Brutality "shows its ugly head" when Louvenia's grandson is beaten with a tire-iron, for using the wrong bathroom, and blinded for life. And, the Medgar Evers killing, and the assassination of President John F. Kennedy, surface to upset the "norm" in Jackson.
That's when after encouragement from an editor at Harper & Row "to write about what you know," Miss Skeeter decides to write a book, from the viewpoint of the domestic help, never knowing if the work will ever be published, or if she can actually get the Negro women to "tell a white woman, their story."
"Aibileen, you're proud to have your very own bathroom, out back so you don't have to use the guest one here in the house, aren't you?" quizzed Miss Hilly, from the bridge table.

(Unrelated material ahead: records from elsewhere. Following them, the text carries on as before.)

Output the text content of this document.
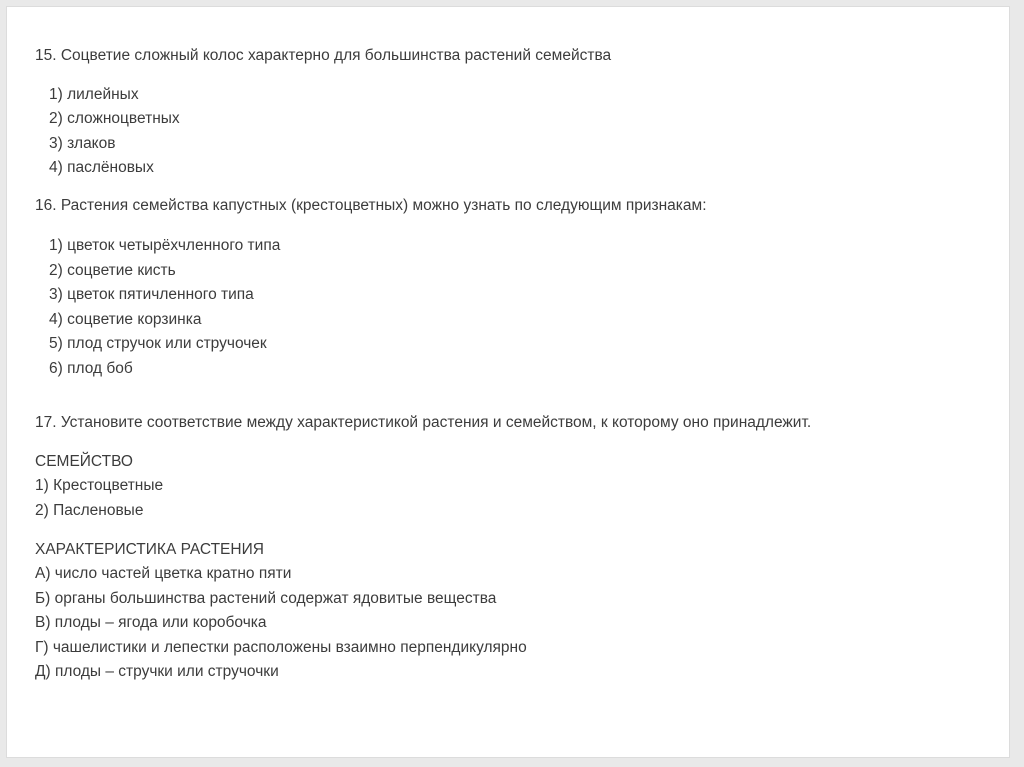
15. Соцветие сложный колос характерно для большинства растений семейства
1) лилейных
2) сложноцветных
3) злаков
4) паслёновых
16. Растения семейства капустных (крестоцветных) можно узнать по следующим признакам:
1) цветок четырёхчленного типа
2) соцветие кисть
3) цветок пятичленного типа
4) соцветие корзинка
5) плод стручок или стручочек
6) плод боб
17. Установите соответствие между характеристикой растения и семейством, к которому оно принадлежит.
СЕМЕЙСТВО
1) Крестоцветные
2) Пасленовые
ХАРАКТЕРИСТИКА РАСТЕНИЯ
А) число частей цветка кратно пяти
Б) органы большинства растений содержат ядовитые вещества
В) плоды – ягода или коробочка
Г) чашелистики и лепестки расположены взаимно перпендикулярно
Д) плоды – стручки или стручочки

"She's talkin' 'bout the one Mister Leefolt had built out of plyboard, at the back of the garage, that's freezin' cold in the wintertime, has a pull-chain for a light, and hot as hell in the summertime! When the one I clean twice-a-day with the Clorox is within two-foot of the kitchen!"

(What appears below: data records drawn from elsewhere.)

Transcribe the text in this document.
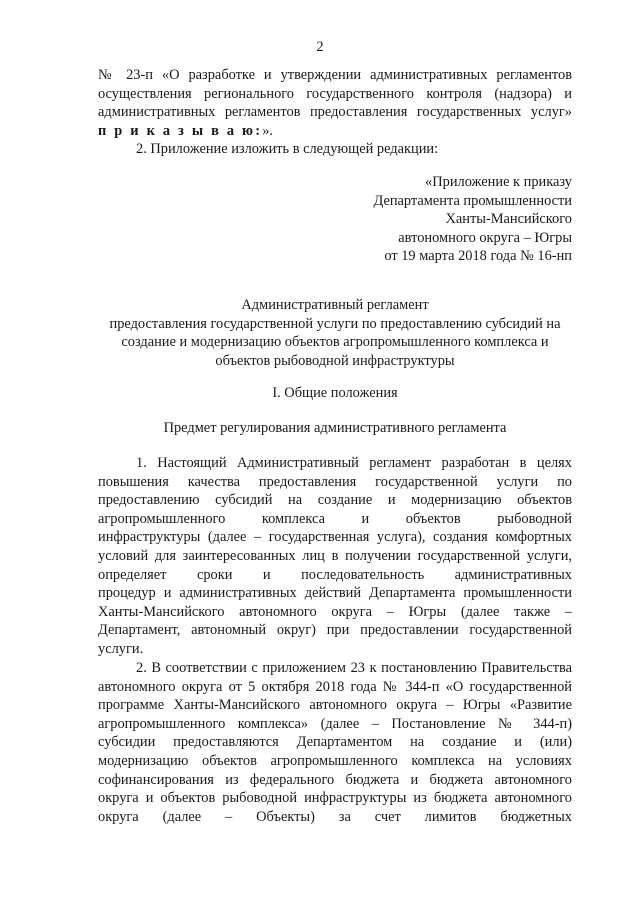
2
№ 23-п «О разработке и утверждении административных регламентов
осуществления регионального государственного контроля (надзора) и
административных регламентов предоставления государственных услуг»
п р и к а з ы в а ю:».
2. Приложение изложить в следующей редакции:
«Приложение к приказу
Департамента промышленности
Ханты-Мансийского
автономного округа – Югры
от 19 марта 2018 года № 16-нп
Административный регламент
предоставления государственной услуги по предоставлению субсидий на
создание и модернизацию объектов агропромышленного комплекса и
объектов рыбоводной инфраструктуры
I. Общие положения
Предмет регулирования административного регламента
1. Настоящий Административный регламент разработан в целях
повышения качества предоставления государственной услуги по
предоставлению субсидий на создание и модернизацию объектов
агропромышленного комплекса и объектов рыбоводной
инфраструктуры (далее – государственная услуга), создания комфортных
условий для заинтересованных лиц в получении государственной услуги,
определяет сроки и последовательность административных
процедур и административных действий Департамента промышленности
Ханты-Мансийского автономного округа – Югры (далее также –
Департамент, автономный округ) при предоставлении государственной
услуги.
2. В соответствии с приложением 23 к постановлению Правительства
автономного округа от 5 октября 2018 года № 344-п «О государственной
программе Ханты-Мансийского автономного округа – Югры «Развитие
агропромышленного комплекса» (далее – Постановление № 344-п)
субсидии предоставляются Департаментом на создание и (или)
модернизацию объектов агропромышленного комплекса на условиях
софинансирования из федерального бюджета и бюджета автономного
округа и объектов рыбоводной инфраструктуры из бюджета автономного
округа (далее – Объекты) за счет лимитов бюджетных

Aibileen, finally agrees to a clandestine meeting in her home, and begins the interviews of twelve domestic workers, that will be the basis for the book. Minny, the outspoken one of the group, says "If I'd played Mammy in that Gone With the Wind, I'd told Miss Scarlet to stick those green velvet draperies up her white little pooper, and make her own damn man-catching dress!"
Miss Skeeter soon finds her outlook on her upbringing and society in Jackson changing, as she hears the stories of the domestic help, and records them for the unorthodox manuscript. And, she finds herself resigning her position in The League, plotting against her friends, and being ostracized by the very people she's always associated with.
Danger "lurks" at every corner, as the material for the book is shared and the Civil Rights Movement progresses in Jackson, Mississippi.
"Little did I know when I started this project, just what would be sacrificed," allowed Miss Skeeter. "I thought I'd be driving Mama's white Cadillac to the meetin's across the tracks, in Aibileen's neighborhood, as I listened to Patsy Cline and Bob Dylan on the radio. That was before I got stopped by the policeman, that night, and had all the notes and interviews in my satchel on the front seat. Aibileen told me I needed to drive Daddy's old farm truck and park it down the street in the dark, 'fore somebody got suspicious of what we was doin'!"
You're certain to be "engulfed" in the characterization, the intriguing plot, and life in Jackson, Mississippi, as the storyline of Stockett's The Help, is brought to the screen. And, those of you who were reared in the 1960's will find yourself, just as Miss Skeeter did, assessing the values of the era, that were finally obliterated from the Jim Crow South.
"Mama, why cain't Miss Aibileen eat at the same table with us, when she prepares all the food that we eat at our table?" asks Mae Mobley Leefolt, Elizabeth's three-year old daughter.